First, I would like to talk about the challenges in the medical field. While the introduction of digital patient records has been advancing in Japan, patient record-keeping methods for even the same symptoms, for example, differ among hospitals and doctors, making it extremely difficult to collect and utilize patient record data.
As tsuzumi is lightweight, flexible and capable of learning patient data securely, it can interpret medical data recorded by doctors and arrange them in appropriate expressions and a uniform format to make data more suitable for analysis. We have a video of a case study at Kyoto University Hospital, where tsuzumi is already being used to structure the data from digital patient records.
As Dr. Manabu Muto from Kyoto University said in the video, as digital patient record structuring and analysis advances by utilizing tsuzumi, it becomes possible to deliver effective personalized medical treatment for each individual, or what is called precision medicine. This will lead to the optimization of medical expenses across society as a whole.
In addition, with structured digital patient record data, it will be easier to analyze medical data relating to the effects and side effects of medication. We believe this will lead to the effective development of pharmaceuticals by reducing development time and costs.
Finally, I introduce our efforts to realize a Well-being society.
DJ MASA, or Mr. Masatane Muto, is a former employee of Hakuhodo and has been active in music as a DJ. In 2014, at the age of 27, he was diagnosed with ALS, an incurable disease in which the motor nerves that enable the body to move begin to break down, leading to gradual loss of movement.
One can hear but is unable to respond. His first thought was, "Is this it, is my life over, why me?"
Then he thought, "Even if my body is disabled, there has to be a way that I can express myself with technology." He now participates in many events as a DJ by playing music with gaze-control.
NTT wanted to collaborate with him, so we asked, "What would you like to do if you could move your body?" To which he responded, "I would like to party with the audience." To make this a reality, we combined the virtual and real worlds to enable him to move his body using an avatar.
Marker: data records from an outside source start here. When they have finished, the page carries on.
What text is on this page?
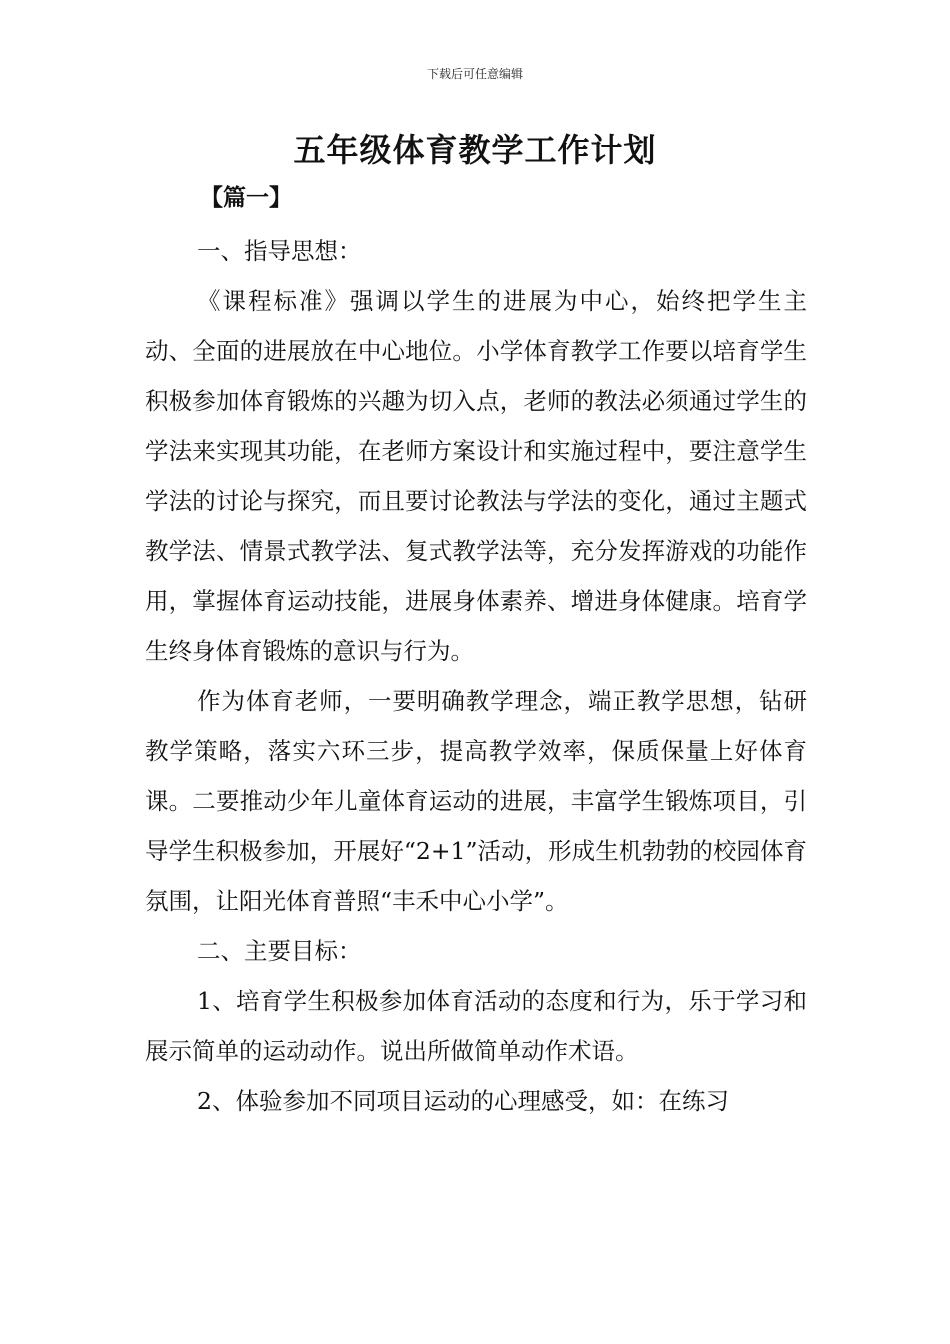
下载后可任意编辑
五年级体育教学工作计划
【篇一】

一、指导思想：

《课程标准》强调以学生的进展为中心，始终把学生主动、全面的进展放在中心地位。小学体育教学工作要以培育学生积极参加体育锻炼的兴趣为切入点，老师的教法必须通过学生的学法来实现其功能，在老师方案设计和实施过程中，要注意学生学法的讨论与探究，而且要讨论教法与学法的变化，通过主题式教学法、情景式教学法、复式教学法等，充分发挥游戏的功能作用，掌握体育运动技能，进展身体素养、增进身体健康。培育学生终身体育锻炼的意识与行为。

作为体育老师，一要明确教学理念，端正教学思想，钻研教学策略，落实六环三步，提高教学效率，保质保量上好体育课。二要推动少年儿童体育运动的进展，丰富学生锻炼项目，引导学生积极参加，开展好“2+1”活动，形成生机勃勃的校园体育氛围，让阳光体育普照“丰禾中心小学”。

二、主要目标：

1、培育学生积极参加体育活动的态度和行为，乐于学习和展示简单的运动动作。说出所做简单动作术语。

2、体验参加不同项目运动的心理感受，如：在练习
NTT is researching and developing technologies that will give people with even serious disabilities, such as ALS, the ability to communicate. Specifically, in the case of people with serious disabilities, physical expressions can be difficult, but by using motor-skill-transfer technology that can respond to even small amounts of muscle movements and brainwaves, an avatar can be used to produce physical expressions. For people who have lost their ability to speak, we are working on cross-lingual speech synthesis technology that can synthesize the voice they lost and make it possible for them to not only converse with their voice in Japanese, but also in English and other languages.
Going forward, NTT will continue to take on challenges to innovate a sustainable future for people and planet.